Promoting Pro-Poor Growth

Introduction
James T. Smith
Senior Deputy Assistant Administrator, USAID

Presentation
Richard Manning
Chair of OECD Development Assistance Committee Development

Friday, September 29, 2006
Capitol Hill Club, Private Dining Room 1
300 First Street SE, Washington DC 20036
9:00-10:00 AM Presentation, 8:30 AM Registration


Event Description:

Promoting pro-poor growth – enabling a pace and pattern of growth that enhances the ability of poor women and men to participate in, contribute to and benefit from growth – will be critical in achieving a sustainable trajectory out of poverty and meeting the Millennium Development Goals, especially the target of halving the proportion of people living on less than one dollar a day. One reason why growth has been more successful in some developing countries than others in reducing poverty is because policies have been in place to better connect up poor people and the growth process and to deal with the risks, vulnerabilities and market failures which hold back their participation. The economic and social dimensions of poverty are consequently interlinked and effective poverty reduction needs actions on both. There are certainly policy trade offs, but they can be better managed.

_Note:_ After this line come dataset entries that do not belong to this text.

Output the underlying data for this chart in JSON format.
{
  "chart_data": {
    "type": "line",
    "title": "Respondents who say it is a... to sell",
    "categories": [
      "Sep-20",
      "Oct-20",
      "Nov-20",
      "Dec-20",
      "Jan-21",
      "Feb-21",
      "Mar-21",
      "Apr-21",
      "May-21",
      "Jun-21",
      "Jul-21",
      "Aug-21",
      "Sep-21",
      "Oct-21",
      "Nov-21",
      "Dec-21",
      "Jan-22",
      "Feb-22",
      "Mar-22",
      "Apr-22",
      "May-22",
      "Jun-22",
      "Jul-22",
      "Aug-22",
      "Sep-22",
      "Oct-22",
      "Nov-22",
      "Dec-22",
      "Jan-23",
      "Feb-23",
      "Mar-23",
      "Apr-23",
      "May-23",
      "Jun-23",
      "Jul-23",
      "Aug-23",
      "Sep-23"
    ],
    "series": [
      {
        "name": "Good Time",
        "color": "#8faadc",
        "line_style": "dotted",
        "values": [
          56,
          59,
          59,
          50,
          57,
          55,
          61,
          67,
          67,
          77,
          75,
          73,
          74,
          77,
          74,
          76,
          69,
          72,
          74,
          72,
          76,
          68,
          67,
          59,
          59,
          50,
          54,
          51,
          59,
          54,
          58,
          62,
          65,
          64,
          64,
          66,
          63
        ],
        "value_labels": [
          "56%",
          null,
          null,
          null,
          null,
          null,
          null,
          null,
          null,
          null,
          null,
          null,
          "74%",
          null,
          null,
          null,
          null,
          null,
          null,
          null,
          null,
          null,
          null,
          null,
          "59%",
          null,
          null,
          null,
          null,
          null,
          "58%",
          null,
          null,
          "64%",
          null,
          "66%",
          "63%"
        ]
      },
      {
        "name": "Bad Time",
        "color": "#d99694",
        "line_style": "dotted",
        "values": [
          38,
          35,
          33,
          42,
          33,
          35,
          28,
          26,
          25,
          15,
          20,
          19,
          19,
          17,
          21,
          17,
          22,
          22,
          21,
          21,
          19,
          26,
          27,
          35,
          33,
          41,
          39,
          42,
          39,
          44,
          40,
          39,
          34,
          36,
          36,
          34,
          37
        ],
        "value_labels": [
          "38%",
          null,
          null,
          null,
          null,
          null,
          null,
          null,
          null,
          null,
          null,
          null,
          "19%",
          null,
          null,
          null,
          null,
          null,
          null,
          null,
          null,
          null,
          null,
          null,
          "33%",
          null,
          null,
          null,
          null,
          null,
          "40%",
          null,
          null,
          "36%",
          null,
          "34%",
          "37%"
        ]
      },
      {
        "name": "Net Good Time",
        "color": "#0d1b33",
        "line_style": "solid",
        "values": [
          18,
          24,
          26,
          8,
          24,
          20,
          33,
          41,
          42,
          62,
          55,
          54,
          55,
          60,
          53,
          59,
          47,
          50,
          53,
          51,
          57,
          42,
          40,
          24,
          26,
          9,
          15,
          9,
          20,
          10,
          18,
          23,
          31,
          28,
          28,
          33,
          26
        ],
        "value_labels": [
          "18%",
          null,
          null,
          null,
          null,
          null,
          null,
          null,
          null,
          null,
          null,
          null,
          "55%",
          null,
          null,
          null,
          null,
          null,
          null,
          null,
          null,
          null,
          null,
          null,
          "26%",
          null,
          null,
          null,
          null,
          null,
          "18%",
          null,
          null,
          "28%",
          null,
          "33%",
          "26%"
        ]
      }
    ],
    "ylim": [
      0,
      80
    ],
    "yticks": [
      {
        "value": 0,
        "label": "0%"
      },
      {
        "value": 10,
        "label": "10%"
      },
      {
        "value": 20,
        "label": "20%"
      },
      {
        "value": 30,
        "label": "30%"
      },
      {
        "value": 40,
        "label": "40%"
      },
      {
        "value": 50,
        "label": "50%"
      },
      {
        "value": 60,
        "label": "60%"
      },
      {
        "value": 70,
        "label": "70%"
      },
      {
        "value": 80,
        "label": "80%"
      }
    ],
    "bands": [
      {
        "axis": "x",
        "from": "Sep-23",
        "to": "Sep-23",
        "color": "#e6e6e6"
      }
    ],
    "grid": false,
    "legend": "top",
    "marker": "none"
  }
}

The OECD's Development Assistance Committee (DAC), through its Network on Poverty Reduction (POVNET), has been examining these issues and has prepared policy guidance to donors on promoting pro-poor growth in developing countries. For donors, this agenda is not business as usual and more of the same will not be sufficient. For example, donors' internal incentive and evaluation systems should not work against staff pursuing longer-term, programmatic and possibly higher risk interventions.

Biographies:

James T. Smith is the Senior Deputy Assistant Administrator for the Bureau for Economic Growth, Agriculture and Trade, U.S. Agency for International Development (USAID). He assumed this position in October 2003, and is directly responsible for supervising the Offices of Economic Growth, Poverty Reduction, Education and Development Credit. A member of the Senior Foreign Service, Smith has 29 years of experience at USAID.  He joined the Agency as an International Development Intern in 1977. From 1998 to 2003, he served as Director of the Development Planning Office in the Bureau for Africa, responsible for strategic planning and resource allocation.  From 1994 to 1998, he was Deputy Director for USAID's mission in Mozambique with a portfolio of more than $60 million annually and a staff of over 100 employees. From 1989 to 1994, he served as the Africa Bureau’s Senior Economist, traveling widely throughout Africa in support of USAID programs.  Smith also served as Program Economist in Morocco (1983-1989) and Burkina Faso (1978-1983).

Richard Manning is Chair of the OECD's Development Assistance Committee (DAC).  He took up his duties on 16 June 2003. Mr. Manning was former Director General for Policy at the UK Department for International Development (DFID). He worked for DFID and its predecessor agencies from 1965 to 2003, including periods spent serving in West Africa and South East Asia, and as Alternate Executive Director at the World Bank. Before becoming Chair, Mr Manning worked with the DAC over many years, and was from 2001 to early 2003 Chair of the DAC Task Force on Aid Practices which produced a report on "Harmonising Donor Practices for Effective Aid Delivery" ahead of the High Level Forum in Rome in February 2003. In March 2005 he was Co-Chair at the Paris High Level Forum on Aid Effectiveness.